Hi,
I am trying to understand how the LSTM aggregator works in the SAGEConv, used in the GraphSAGE layer (link of the docs of dgl).
There, the message creation/aggregation looks like this:
graph.srcdata['h'] = feat_src
graph.update_all(fn.copy_src('h', 'm'), self._lstm_reducer)
h_neigh = graph.dstdata['neigh']
With self._lstm_reducer defined by:
def _lstm_reducer(self, nodes):
m = nodes.mailbox['m'] # (B, L, D)
batch_size = m.shape[0]
h = (m.new_zeros((1, batch_size, self._in_src_feats)),
m.new_zeros((1, batch_size, self._in_src_feats)))
_, (rst, _) = self.lstm(m, h)
return {'neigh': rst.squeeze(0)}
When I try this on my own heterogeneous graph, and I inspect the m before going into the LSTM, I have a m of shape torch.Size([26, 1, 3])

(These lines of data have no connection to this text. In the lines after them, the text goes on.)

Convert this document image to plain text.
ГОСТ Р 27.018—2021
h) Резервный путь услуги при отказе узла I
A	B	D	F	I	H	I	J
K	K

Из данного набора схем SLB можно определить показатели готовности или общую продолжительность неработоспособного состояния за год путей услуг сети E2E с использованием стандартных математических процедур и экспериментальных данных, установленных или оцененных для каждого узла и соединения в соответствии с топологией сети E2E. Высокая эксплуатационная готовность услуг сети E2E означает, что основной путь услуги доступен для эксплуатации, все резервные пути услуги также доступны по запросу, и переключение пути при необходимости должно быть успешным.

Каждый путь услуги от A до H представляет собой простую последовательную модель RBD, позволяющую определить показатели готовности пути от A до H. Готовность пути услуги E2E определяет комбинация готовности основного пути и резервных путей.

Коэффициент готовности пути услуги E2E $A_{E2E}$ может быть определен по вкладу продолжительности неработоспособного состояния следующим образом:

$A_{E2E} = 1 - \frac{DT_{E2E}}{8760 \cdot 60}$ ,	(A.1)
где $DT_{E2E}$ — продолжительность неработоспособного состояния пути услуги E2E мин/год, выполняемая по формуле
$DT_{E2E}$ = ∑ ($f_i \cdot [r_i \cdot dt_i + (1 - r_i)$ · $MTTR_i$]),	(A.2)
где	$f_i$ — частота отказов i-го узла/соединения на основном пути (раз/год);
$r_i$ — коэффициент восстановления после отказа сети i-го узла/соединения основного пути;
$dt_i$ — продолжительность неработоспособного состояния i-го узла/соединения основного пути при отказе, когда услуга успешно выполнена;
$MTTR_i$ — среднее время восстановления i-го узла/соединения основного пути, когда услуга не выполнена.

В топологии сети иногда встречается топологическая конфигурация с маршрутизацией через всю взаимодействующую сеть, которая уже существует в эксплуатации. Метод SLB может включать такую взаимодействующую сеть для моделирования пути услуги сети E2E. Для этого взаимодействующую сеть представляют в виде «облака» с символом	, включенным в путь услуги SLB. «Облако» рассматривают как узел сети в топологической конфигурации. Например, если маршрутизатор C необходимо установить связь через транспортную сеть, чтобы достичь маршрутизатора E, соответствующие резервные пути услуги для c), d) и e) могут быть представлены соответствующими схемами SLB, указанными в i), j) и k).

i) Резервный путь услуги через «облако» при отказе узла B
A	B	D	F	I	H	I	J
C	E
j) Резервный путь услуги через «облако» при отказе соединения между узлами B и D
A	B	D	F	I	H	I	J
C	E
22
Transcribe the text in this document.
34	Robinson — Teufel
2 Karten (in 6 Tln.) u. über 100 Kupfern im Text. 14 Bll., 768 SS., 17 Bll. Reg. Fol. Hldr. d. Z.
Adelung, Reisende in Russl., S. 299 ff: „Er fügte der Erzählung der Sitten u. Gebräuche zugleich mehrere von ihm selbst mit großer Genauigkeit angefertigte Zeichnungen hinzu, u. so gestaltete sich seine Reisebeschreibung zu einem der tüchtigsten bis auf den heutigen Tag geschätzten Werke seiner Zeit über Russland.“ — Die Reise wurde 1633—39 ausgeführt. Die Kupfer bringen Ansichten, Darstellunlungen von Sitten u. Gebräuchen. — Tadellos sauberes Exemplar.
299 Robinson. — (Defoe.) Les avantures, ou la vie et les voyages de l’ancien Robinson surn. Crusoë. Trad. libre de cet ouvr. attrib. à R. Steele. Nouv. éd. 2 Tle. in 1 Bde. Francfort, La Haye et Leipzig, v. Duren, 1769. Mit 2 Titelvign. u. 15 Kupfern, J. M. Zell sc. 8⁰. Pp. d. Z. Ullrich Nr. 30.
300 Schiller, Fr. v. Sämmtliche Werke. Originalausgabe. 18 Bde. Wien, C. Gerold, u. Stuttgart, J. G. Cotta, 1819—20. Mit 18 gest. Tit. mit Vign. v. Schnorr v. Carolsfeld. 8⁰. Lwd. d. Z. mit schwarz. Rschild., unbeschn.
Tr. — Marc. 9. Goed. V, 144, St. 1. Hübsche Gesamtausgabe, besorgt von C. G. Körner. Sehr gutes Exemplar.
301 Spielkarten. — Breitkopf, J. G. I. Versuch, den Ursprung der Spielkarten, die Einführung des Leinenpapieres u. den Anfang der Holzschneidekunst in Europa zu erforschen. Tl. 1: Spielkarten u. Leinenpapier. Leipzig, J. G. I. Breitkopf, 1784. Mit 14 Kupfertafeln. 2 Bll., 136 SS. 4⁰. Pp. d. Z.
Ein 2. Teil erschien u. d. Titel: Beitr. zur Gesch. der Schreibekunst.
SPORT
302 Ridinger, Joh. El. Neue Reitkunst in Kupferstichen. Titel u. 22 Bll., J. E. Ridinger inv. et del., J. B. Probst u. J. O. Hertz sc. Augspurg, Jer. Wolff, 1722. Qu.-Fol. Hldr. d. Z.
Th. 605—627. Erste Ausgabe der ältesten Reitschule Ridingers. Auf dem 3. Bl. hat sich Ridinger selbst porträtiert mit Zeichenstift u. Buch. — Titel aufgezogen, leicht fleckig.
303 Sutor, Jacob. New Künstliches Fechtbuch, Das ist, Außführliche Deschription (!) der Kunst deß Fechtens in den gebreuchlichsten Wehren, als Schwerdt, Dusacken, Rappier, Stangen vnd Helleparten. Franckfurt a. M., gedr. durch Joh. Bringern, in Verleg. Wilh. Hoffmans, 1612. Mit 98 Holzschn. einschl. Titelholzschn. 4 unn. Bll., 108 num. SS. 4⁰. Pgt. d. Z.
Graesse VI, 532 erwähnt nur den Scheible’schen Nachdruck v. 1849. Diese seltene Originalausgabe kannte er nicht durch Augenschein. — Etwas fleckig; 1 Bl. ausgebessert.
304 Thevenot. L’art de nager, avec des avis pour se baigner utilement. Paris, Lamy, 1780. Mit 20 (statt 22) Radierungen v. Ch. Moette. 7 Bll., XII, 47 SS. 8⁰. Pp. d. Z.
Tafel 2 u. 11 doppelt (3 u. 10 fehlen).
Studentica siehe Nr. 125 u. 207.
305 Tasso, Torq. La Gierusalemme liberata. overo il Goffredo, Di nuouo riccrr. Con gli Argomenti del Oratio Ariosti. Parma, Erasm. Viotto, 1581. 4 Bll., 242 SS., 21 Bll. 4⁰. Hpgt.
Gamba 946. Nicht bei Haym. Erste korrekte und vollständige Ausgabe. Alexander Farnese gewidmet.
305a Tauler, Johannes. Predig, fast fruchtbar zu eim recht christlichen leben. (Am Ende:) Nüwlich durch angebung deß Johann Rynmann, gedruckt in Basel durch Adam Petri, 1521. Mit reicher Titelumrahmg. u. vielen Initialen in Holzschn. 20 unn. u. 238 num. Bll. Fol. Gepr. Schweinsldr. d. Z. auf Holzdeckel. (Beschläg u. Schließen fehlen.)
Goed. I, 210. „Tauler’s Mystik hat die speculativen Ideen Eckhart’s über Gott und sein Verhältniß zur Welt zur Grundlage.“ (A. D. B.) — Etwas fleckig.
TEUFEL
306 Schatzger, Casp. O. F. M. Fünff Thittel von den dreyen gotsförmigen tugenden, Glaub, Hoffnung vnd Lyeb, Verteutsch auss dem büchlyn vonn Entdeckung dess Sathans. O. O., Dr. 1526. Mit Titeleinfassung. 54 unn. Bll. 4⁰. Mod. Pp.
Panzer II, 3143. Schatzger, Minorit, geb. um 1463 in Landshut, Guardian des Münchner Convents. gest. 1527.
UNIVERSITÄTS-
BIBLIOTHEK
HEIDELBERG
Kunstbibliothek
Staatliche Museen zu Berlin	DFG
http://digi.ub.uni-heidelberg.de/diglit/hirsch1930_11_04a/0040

, which if I understand properly consists of [batch_size, number of nodes in the sequence, dimensionality of node features]. Is it correct?
In this case, I assume that rst
represents the hidden cell after a ‘sequence’ of 1 node inputted. (This would mean that the node only considers 1 neighbour.) Correct? Or is it the other way around, meaning that it would be the hidden cell after a ‘sequence’ of 26 nodes inputted, i.e. 26 neighbours would be considered?
If it is a sequence of 26 nodes inputted, how does DGL get the order of these nodes?
Thanks a lot in advance!